Anche il più spiritualista degli uomini è disponibile, di questi tempi, a concedere che l’attività mentale lascia tracce nel cervello: mi pare difficile che si spinga sino a sostenere che nulla nel cervello accada, mentre si pensa, si immagina, si percepisce. Comprendere ad esempio la differenza tra un certo comportamento e l’esecuzione di un certo comportamento ‘per finta’ rientra tra quelle cose che noi facciamo, e di cui dunque è lecito attendersi che vi sia traccia nel cervello. Uno scienziato, Pinco Pallo, è riuscito a determinare quali neuroni scaricano quando comprendiamo che un certo comportamento viene eseguito per finta, ed è riuscito a stabilire che quegli stessi neuroni, detti neuroni furbacchioni, non si attivano quando il comportamento non viene tenuto per finta, ma sul serio. Ne viene che i neuroni in questione si attivano dunque perché comprendono la finta? Oppure è meglio dire che noi chiamiamo comprensione l’attivazione dei neuroni furbacchioni?

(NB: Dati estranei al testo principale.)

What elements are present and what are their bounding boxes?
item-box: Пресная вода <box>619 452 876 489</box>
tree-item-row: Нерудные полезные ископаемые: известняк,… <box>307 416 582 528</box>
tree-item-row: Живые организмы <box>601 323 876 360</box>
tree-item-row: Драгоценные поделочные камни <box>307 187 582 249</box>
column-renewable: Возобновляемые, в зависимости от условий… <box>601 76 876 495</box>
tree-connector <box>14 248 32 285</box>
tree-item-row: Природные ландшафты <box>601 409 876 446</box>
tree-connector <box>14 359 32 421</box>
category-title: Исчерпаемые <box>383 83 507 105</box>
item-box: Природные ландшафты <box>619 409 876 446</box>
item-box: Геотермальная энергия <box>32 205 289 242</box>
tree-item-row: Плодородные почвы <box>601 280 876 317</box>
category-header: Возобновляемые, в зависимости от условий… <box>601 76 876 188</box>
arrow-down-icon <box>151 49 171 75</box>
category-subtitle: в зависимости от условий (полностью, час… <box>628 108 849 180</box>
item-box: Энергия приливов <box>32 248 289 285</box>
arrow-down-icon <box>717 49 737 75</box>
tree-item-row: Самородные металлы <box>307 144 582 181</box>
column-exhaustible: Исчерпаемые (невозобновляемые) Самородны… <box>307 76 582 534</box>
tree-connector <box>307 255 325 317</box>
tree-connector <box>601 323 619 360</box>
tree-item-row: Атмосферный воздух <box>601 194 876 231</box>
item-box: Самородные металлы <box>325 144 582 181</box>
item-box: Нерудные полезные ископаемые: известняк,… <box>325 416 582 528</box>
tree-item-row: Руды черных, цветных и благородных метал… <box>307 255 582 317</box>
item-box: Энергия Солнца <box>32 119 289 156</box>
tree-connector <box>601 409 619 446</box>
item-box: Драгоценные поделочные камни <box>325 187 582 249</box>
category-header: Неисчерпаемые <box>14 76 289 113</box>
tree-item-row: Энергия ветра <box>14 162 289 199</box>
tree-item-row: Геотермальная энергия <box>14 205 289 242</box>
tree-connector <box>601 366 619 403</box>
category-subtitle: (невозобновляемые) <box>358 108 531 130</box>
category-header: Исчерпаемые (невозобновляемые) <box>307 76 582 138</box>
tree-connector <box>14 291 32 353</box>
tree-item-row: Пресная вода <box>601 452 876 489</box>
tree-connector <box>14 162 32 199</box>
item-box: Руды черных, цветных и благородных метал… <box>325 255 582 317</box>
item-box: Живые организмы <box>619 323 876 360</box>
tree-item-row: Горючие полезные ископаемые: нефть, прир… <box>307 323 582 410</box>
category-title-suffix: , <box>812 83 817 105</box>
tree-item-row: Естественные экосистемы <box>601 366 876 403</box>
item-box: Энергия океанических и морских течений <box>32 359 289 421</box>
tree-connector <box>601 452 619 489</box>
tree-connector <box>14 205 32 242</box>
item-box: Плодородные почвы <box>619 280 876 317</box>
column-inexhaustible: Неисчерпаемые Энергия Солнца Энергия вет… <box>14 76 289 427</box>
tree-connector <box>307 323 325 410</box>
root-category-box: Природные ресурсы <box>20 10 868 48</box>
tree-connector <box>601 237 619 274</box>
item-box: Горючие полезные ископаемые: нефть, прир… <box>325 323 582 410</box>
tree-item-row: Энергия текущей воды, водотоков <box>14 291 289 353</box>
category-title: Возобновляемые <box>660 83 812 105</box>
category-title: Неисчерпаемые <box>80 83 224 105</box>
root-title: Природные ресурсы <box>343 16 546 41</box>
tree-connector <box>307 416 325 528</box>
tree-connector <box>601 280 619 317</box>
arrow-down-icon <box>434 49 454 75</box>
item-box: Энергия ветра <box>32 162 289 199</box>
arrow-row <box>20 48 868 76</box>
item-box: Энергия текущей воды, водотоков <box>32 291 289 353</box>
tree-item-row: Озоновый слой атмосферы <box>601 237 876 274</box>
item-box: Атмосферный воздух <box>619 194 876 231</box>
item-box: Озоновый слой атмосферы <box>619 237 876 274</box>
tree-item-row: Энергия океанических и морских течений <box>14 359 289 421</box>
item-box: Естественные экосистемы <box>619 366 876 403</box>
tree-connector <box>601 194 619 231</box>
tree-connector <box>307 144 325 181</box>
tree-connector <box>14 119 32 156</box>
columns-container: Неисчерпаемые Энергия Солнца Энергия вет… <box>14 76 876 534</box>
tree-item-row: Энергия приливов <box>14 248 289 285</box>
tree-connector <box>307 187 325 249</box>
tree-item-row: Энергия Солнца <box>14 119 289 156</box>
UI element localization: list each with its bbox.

Quel che accade nel cervello quando comprendiamo è ciò che chiamiamo comprensione? Evidentemente no (almeno: non finora). Quel che accade nel cervello è allora un altro modo (per esempio: un modo più preciso, un modo più potente, un modo più definito) di descrivere quel che chiamiamo comprensione, e abbiamo chiamato finora così ignorando l’esistenza dei neuroni deputati allo scopo? Ma avere scoperto il comportamento dei neuroni furbacchioni rende davvero più perspicuo cosa significhi comprendere, o è piuttosto il primo passo sulla strada di quel che si potrà fare per sapere, poniamo, se Tizio ha compreso che è una simulazione quella a cui si è sottoposto, e magari spingere un giorno il cervello a fare quel che gli chiediamo di fare (per esempio: comprendere le finte) non a parole, ma a forza di scariche elettriche? Resta che devo avere già idea di cosa sia compendere, per andare a cercare quali sono i neuroni che fanno il lavoro per me. Sicché cos’è comprendere non me lo possono insegnare i neuroni, né ora né mai .
P.S. avevo scritto "…o è soltanto il primo passo…". Ma immagino che molti, se avessi scritto così, avrebbero commentato: "e ti par poco"?

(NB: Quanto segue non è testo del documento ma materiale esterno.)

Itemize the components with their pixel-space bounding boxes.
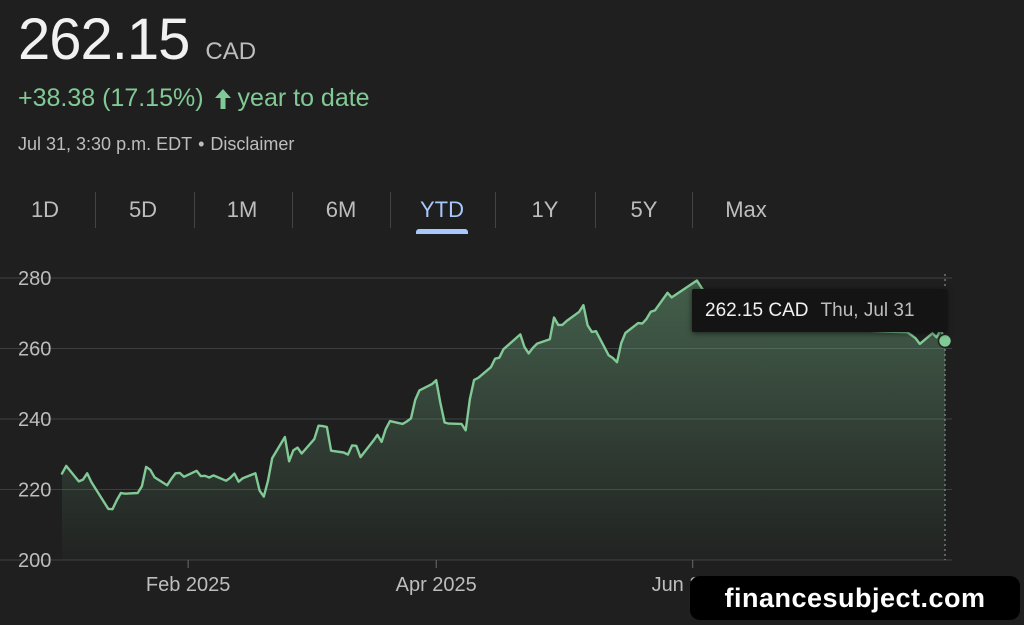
series-line (60, 279, 947, 511)
tooltip-value: 262.15 CAD (705, 300, 809, 321)
quote-meta: Jul 31, 3:30 p.m. EDT • Disclaimer (18, 134, 294, 155)
price-tooltip: 262.15 CAD Thu, Jul 31 (692, 289, 947, 332)
change-summary: +38.38 (17.15%) year to date (18, 84, 370, 113)
tab-5d[interactable]: 5D (128, 197, 158, 222)
arrow-up-icon (214, 88, 231, 109)
y-tick-label-220: 220 (18, 480, 51, 502)
disclaimer-link[interactable]: Disclaimer (210, 134, 295, 154)
series-area (62, 280, 945, 560)
tab-divider (95, 192, 96, 228)
tab-1y[interactable]: 1Y (531, 197, 559, 222)
range-tabs: 1D 5D 1M 6M YTD 1Y 5Y Max (0, 190, 800, 236)
hover-marker (937, 333, 953, 349)
tab-5y[interactable]: 5Y (630, 197, 658, 222)
tooltip-date: Thu, Jul 31 (820, 300, 915, 321)
tab-divider (595, 192, 596, 228)
y-tick-label-200: 200 (18, 550, 51, 572)
tab-1m[interactable]: 1M (226, 197, 258, 222)
tab-ytd[interactable]: YTD (397, 190, 487, 234)
tab-divider (292, 192, 293, 228)
change-period: year to date (237, 84, 370, 112)
tab-divider (495, 192, 496, 228)
x-tick-label: Feb 2025 (146, 574, 231, 596)
tab-divider (194, 192, 195, 228)
y-tick-label-260: 260 (18, 339, 51, 361)
current-price: 262.15 (18, 7, 190, 72)
y-tick-label-240: 240 (18, 409, 51, 431)
quote-timestamp: Jul 31, 3:30 p.m. EDT (18, 134, 193, 154)
tab-divider (692, 192, 693, 228)
tab-divider (390, 192, 391, 228)
price-change: +38.38 (17.15%) (18, 84, 204, 112)
tab-6m[interactable]: 6M (325, 197, 357, 222)
x-tick-label: Apr 2025 (396, 574, 477, 596)
meta-separator: • (198, 134, 205, 154)
watermark: financesubject.com (690, 576, 1020, 620)
tab-max[interactable]: Max (725, 197, 767, 222)
currency-label: CAD (205, 38, 257, 65)
quote-header: 262.15 CAD (18, 6, 256, 73)
tab-1d[interactable]: 1D (30, 197, 60, 222)
y-tick-label-280: 280 (18, 268, 51, 290)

PP.SS. I più materialisti, spaventati dall’ultima proposizione del post, possono riformularla, in maniera un po’ più complicata, così: sicché la dimensione in cui si muove la comprensione del mondo che precede necessariamente qualunque spiegazione non può essere a sua volta spiegata: non perché sia in mente Dei, ma proprio perché non è in mente, essendo piuttosto la mente a stare in essa.